Although if I could recommend one things that I still use now (my girl is 1 and by boy is 2.5), it’s the Baby Led Weaning Cookbook app. I also have the slow cooker app and the fussy toddler app by the same person but honestly my children just adored these recipes, my boy will still steal some of his baby sister’s stuff when I batch cook! All of the BLW app recipes are suitable from 6m+ and some are so quick to prepare. I did and still do batch cook 12 of something and freeze them. It was an absolute godsend for me with both of mine

Edited to add that I forgot that both mine LOVED pasta at 6 months, I’d boil it until it was really soft and mix it in with a veg or cheese sauce. I think that was both their favourites

Natsku · 07/07/2026 14:20

Peas are better first green veg than broccoli, more acceptable flavour to most babies. DS's first food was mashed peas. All my attempts at giving him broccoli until he was about a year old were met with a look of disgust as he spat it out Grin

Don't forget you can use herbs and spices too to flavour these first foods if you want, just not salt. I used to add herbs into the mashed veg and DS ate those more readily, and made a mildly spicy mashed vegetable curry that he loved and ate for lunch pretty much every day from about 7 months to over a year old.

Crumpetring · 07/07/2026 14:22

I think you’re perhaps over thinking this a little OP.

You can give baby the same things that you’re eating just prepared in an age appropriate way, this isn’t just steamed or mashed. It’s usually more about the shape the food is.

https://solidstarts.com/foods/?hcUrl=%2Fen-US this is a really good website for showing you how different foods should be prepared for different ages.

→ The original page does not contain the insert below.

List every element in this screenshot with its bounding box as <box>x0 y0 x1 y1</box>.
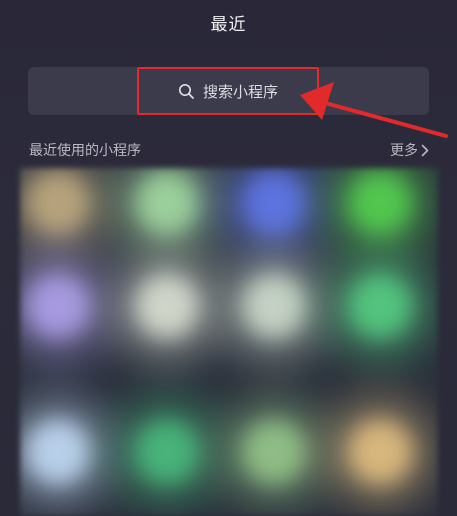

At this age it doesn’t matter if DC don’t really eat any of the food. They’re learning about it, how to hold it with their hand, whip it crushing it or it flying out, how to have it kn their mouth and chew and swallow. It’s so much more than actually eating.

And whilst you get to choose what you offer baby, they get to choose how much they eat.

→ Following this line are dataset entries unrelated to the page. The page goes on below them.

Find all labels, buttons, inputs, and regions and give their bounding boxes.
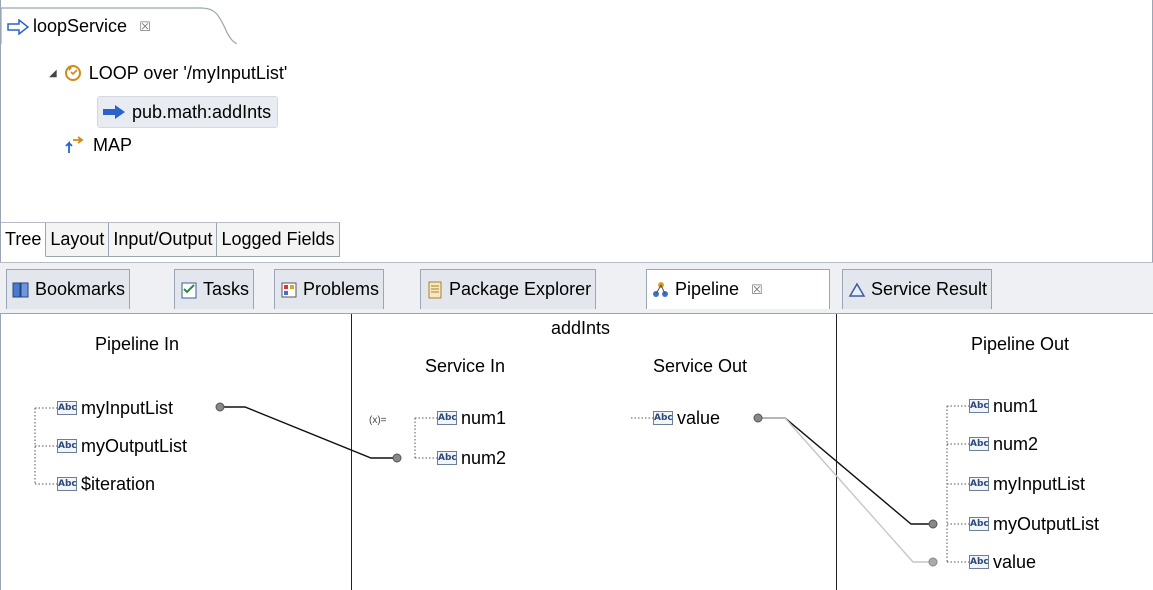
- bookmarks-icon: [12, 282, 29, 297]
- tab-bookmarks[interactable]: Bookmarks: [6, 269, 131, 309]
- string-type-icon: Abc: [969, 399, 989, 413]
- tab-service-result-label: Service Result: [871, 279, 988, 299]
- set-value-icon[interactable]: (x)=: [369, 408, 387, 432]
- tab-layout[interactable]: Layout: [46, 223, 110, 257]
- tree-row-map[interactable]: MAP: [65, 130, 132, 160]
- port-myinputlist[interactable]: [215, 402, 225, 412]
- string-type-icon: Abc: [437, 411, 457, 425]
- map-step-label: MAP: [93, 134, 133, 155]
- editor-tab-loopservice[interactable]: loopService ☒: [1, 6, 237, 44]
- pipeline-in-field-myoutputlist[interactable]: Abc myOutputList: [57, 434, 187, 458]
- field-label: num2: [461, 447, 507, 468]
- string-type-icon: Abc: [969, 477, 989, 491]
- pipeline-out-tree-lines: [946, 405, 969, 563]
- tab-pipeline[interactable]: Pipeline ☒: [646, 269, 830, 309]
- tab-input-output[interactable]: Input/Output: [109, 223, 218, 257]
- tab-package-explorer[interactable]: Package Explorer: [420, 269, 597, 309]
- port-value[interactable]: [928, 557, 938, 567]
- tab-bookmarks-label: Bookmarks: [35, 279, 126, 299]
- editor-view-tabs: Tree Layout Input/Output Logged Fields: [1, 222, 340, 257]
- expand-triangle-icon[interactable]: ◢: [49, 68, 57, 79]
- string-type-icon: Abc: [437, 451, 457, 465]
- pipeline-in-field-iteration[interactable]: Abc $iteration: [57, 472, 155, 496]
- tab-package-explorer-label: Package Explorer: [449, 279, 592, 299]
- tab-pipeline-label: Pipeline: [675, 279, 740, 299]
- pipeline-out-field-myinputlist[interactable]: Abc myInputList: [969, 472, 1085, 496]
- pipeline-in-tree-lines: [34, 407, 57, 485]
- field-label: num1: [461, 407, 507, 428]
- problems-icon: [281, 282, 297, 297]
- pipeline-out-field-value[interactable]: Abc value: [969, 550, 1036, 574]
- link-value-myoutputlist[interactable]: [758, 417, 933, 525]
- pipeline-view: Pipeline In Abc myInputList Abc myOutput…: [0, 314, 1153, 590]
- view-tab-bar: Bookmarks Tasks Problems Package Explore…: [0, 262, 1153, 314]
- tab-tree[interactable]: Tree: [1, 223, 47, 257]
- string-type-icon: Abc: [57, 477, 77, 491]
- field-label: myInputList: [81, 397, 174, 418]
- loop-icon: [64, 65, 81, 81]
- string-type-icon: Abc: [653, 411, 673, 425]
- field-label: num1: [993, 395, 1039, 416]
- service-in-title: Service In: [425, 356, 506, 376]
- service-in-field-num2[interactable]: Abc num2: [437, 446, 506, 470]
- tasks-icon: [181, 282, 197, 298]
- pipeline-icon: [653, 281, 668, 297]
- tab-pipeline-close-icon[interactable]: ☒: [751, 282, 763, 298]
- pipeline-out-field-num2[interactable]: Abc num2: [969, 432, 1038, 456]
- pipeline-in-title: Pipeline In: [95, 334, 180, 354]
- tab-logged-fields[interactable]: Logged Fields: [217, 223, 340, 257]
- field-label: $iteration: [81, 473, 156, 494]
- field-label: myOutputList: [81, 435, 188, 456]
- invoke-arrow-icon: [103, 105, 125, 119]
- tab-problems-label: Problems: [303, 279, 380, 299]
- string-type-icon: Abc: [969, 517, 989, 531]
- string-type-icon: Abc: [57, 439, 77, 453]
- flow-service-icon: [7, 18, 29, 35]
- pipeline-out-field-myoutputlist[interactable]: Abc myOutputList: [969, 512, 1099, 536]
- string-type-icon: Abc: [969, 555, 989, 569]
- service-out-title: Service Out: [653, 356, 748, 376]
- service-name-title: addInts: [551, 318, 611, 338]
- pipeline-in-field-myinputlist[interactable]: Abc myInputList: [57, 396, 173, 420]
- pipeline-out-title: Pipeline Out: [971, 334, 1070, 354]
- service-editor: loopService ☒ ◢ LOOP over '/myInputList'…: [0, 0, 1153, 262]
- string-type-icon: Abc: [969, 437, 989, 451]
- port-myoutputlist[interactable]: [928, 519, 938, 529]
- invoke-step-label: pub.math:addInts: [132, 101, 272, 122]
- editor-tab-bar: loopService ☒: [1, 0, 1152, 44]
- tab-tasks[interactable]: Tasks: [174, 269, 255, 309]
- field-label: myOutputList: [993, 513, 1100, 534]
- service-in-tree-lines: [414, 417, 437, 459]
- service-in-field-num1[interactable]: Abc num1: [437, 406, 506, 430]
- port-num2-in[interactable]: [392, 453, 402, 463]
- loop-step-label: LOOP over '/myInputList': [88, 62, 288, 83]
- field-label: value: [677, 407, 721, 428]
- pipeline-out-field-num1[interactable]: Abc num1: [969, 394, 1038, 418]
- port-value-out[interactable]: [753, 413, 763, 423]
- service-result-icon: [848, 282, 866, 297]
- string-type-icon: Abc: [57, 401, 77, 415]
- editor-tab-close-icon[interactable]: ☒: [139, 19, 151, 35]
- tree-row-invoke-addints[interactable]: pub.math:addInts: [97, 96, 279, 128]
- tree-row-loop[interactable]: ◢ LOOP over '/myInputList': [49, 58, 287, 88]
- field-label: num2: [993, 433, 1039, 454]
- tab-service-result[interactable]: Service Result: [842, 269, 993, 309]
- map-icon: [65, 136, 84, 153]
- tab-tasks-label: Tasks: [203, 279, 250, 299]
- package-explorer-icon: [428, 281, 442, 298]
- field-label: value: [993, 551, 1037, 572]
- tab-problems[interactable]: Problems: [274, 269, 385, 309]
- service-out-field-value[interactable]: Abc value: [653, 406, 720, 430]
- field-label: myInputList: [993, 473, 1086, 494]
- link-value-value[interactable]: [758, 417, 933, 563]
- editor-tab-title: loopService: [33, 16, 128, 36]
- set-value-glyph: (x)=: [369, 414, 387, 426]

First Foods for Babies Starting Solids - Solid Starts

The First Foods® database is the only food database in the world just for babies. Learn when any food is safe, how to prepare it for baby based on age, and so much more.

https://solidstarts.com/foods/?hcUrl=%2Fen-US

SDTGisAnEvilWolefGenius · 07/07/2026 14:22

Yoghurt with mashed banana (and peanut butter), or with mashed strawberries or raspberries.